There is a lot of data floating around about “jobs”. There appears to be some life in our economy but we are still loosing jobs. Some people suggest that job creation will return in a few years. Others are more skeptical.

Maybe we should ask a very basic question. Are the job losses totally related to the economic melt down or are we reaping the consequences of our decision to open our economy to all comers.

As I recall, when we bought into the notion of open international competition we recognized that there would be permanent job losses. The plan was to retrain those impacted. The notion was the new jobs would pay what the old did. That just has not happened! The economic downturn may have been the trigger for accelerated job losses to off shore competition but our decision to compete Americans and their standard of living with the rest of the world with their lower standard could have no other out come than the job losses we have been experiencing for more than a decade.

Consumer buying drove our economy before the economic melt down. We are the consumers. If our incomes are stagnant or declining through no/under employment than we will not have the resources to return to our former consumption habits. The related jobs are lost forever.

Wee appear to have almost a perfect storm driving job losses. Jobs leaving because of international competition and jobs lost because we cannot afford to support the consumption we once could because of the loss of jobs in international competition.

Throwing money at the problem through the historical notion of using government spending to “prime the pump” does not seem to really be working and may well not in the current circumstance.

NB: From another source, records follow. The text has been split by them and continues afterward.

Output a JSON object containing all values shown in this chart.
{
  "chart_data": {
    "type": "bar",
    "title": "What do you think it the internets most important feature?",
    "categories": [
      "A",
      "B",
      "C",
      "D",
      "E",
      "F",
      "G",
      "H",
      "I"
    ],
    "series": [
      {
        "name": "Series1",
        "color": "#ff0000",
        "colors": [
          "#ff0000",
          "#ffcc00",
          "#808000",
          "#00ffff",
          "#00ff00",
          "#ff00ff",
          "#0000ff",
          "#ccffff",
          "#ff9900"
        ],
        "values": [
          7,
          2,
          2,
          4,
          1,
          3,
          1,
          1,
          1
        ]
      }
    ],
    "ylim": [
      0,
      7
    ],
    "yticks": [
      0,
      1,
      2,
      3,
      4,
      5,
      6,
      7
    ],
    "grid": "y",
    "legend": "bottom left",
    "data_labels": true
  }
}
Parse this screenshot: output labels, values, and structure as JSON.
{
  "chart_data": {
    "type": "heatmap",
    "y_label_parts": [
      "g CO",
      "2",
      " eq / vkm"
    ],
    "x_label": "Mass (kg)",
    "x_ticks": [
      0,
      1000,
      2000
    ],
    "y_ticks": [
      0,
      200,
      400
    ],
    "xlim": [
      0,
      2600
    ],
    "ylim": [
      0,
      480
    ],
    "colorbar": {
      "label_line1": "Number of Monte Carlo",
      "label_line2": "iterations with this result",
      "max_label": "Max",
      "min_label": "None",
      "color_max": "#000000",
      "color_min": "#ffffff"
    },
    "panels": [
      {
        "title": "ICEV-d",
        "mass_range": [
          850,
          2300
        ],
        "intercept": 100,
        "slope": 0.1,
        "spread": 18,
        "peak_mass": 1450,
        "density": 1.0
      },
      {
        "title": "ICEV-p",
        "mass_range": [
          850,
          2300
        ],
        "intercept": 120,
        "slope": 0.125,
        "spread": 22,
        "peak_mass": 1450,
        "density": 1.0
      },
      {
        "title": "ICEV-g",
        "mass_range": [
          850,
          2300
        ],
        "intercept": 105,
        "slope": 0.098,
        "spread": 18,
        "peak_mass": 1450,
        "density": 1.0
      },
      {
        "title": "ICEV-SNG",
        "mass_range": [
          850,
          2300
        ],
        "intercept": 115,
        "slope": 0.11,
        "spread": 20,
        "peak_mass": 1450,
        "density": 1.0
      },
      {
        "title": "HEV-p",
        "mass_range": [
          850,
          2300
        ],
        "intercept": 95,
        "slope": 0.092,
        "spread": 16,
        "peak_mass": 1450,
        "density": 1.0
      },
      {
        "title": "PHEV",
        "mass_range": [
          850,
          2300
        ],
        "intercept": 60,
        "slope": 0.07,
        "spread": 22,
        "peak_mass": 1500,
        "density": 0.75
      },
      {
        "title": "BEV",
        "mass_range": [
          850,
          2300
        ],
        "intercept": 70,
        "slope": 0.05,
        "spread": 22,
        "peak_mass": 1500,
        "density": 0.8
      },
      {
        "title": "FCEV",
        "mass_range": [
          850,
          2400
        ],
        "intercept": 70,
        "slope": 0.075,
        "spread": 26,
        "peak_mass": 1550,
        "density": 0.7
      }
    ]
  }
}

Providing never-ending unemployment benefits will not really address the problem either. I think it is time to focus on job training associated with some form of industrial policy that leads to a sustainable and appropriate number of well paying domestic jobs into which we can train our citizens.

If we continue down the path we started two decades ago, we are likely to see a never-ending decline in the number of well paying jobs and an associate significant decline in our overall standard of living. We really cannot become a “service” economy as only the top 1% will be able to pay for the services. That will leave many people competing for a limited number of low paying service jobs that will drive a further decline in pay.

I might observe that those in government jobs or dependent on government funding that the loss of jobs will cause a loss in tax revenue. Raising taxes will further aggravate the problem as more and more of us will no longer be paying because of our low incomes. Government jobs and services will most certainly be reduced to reflect our lower expectations resulting from our lower standard of living.

Should we not be working to address the 80% of us who are the backbone of the society or should we continue to accelerate the well-being of that top few percent? It is time to wake up and take back our society from those that seem to be trying to destroy it.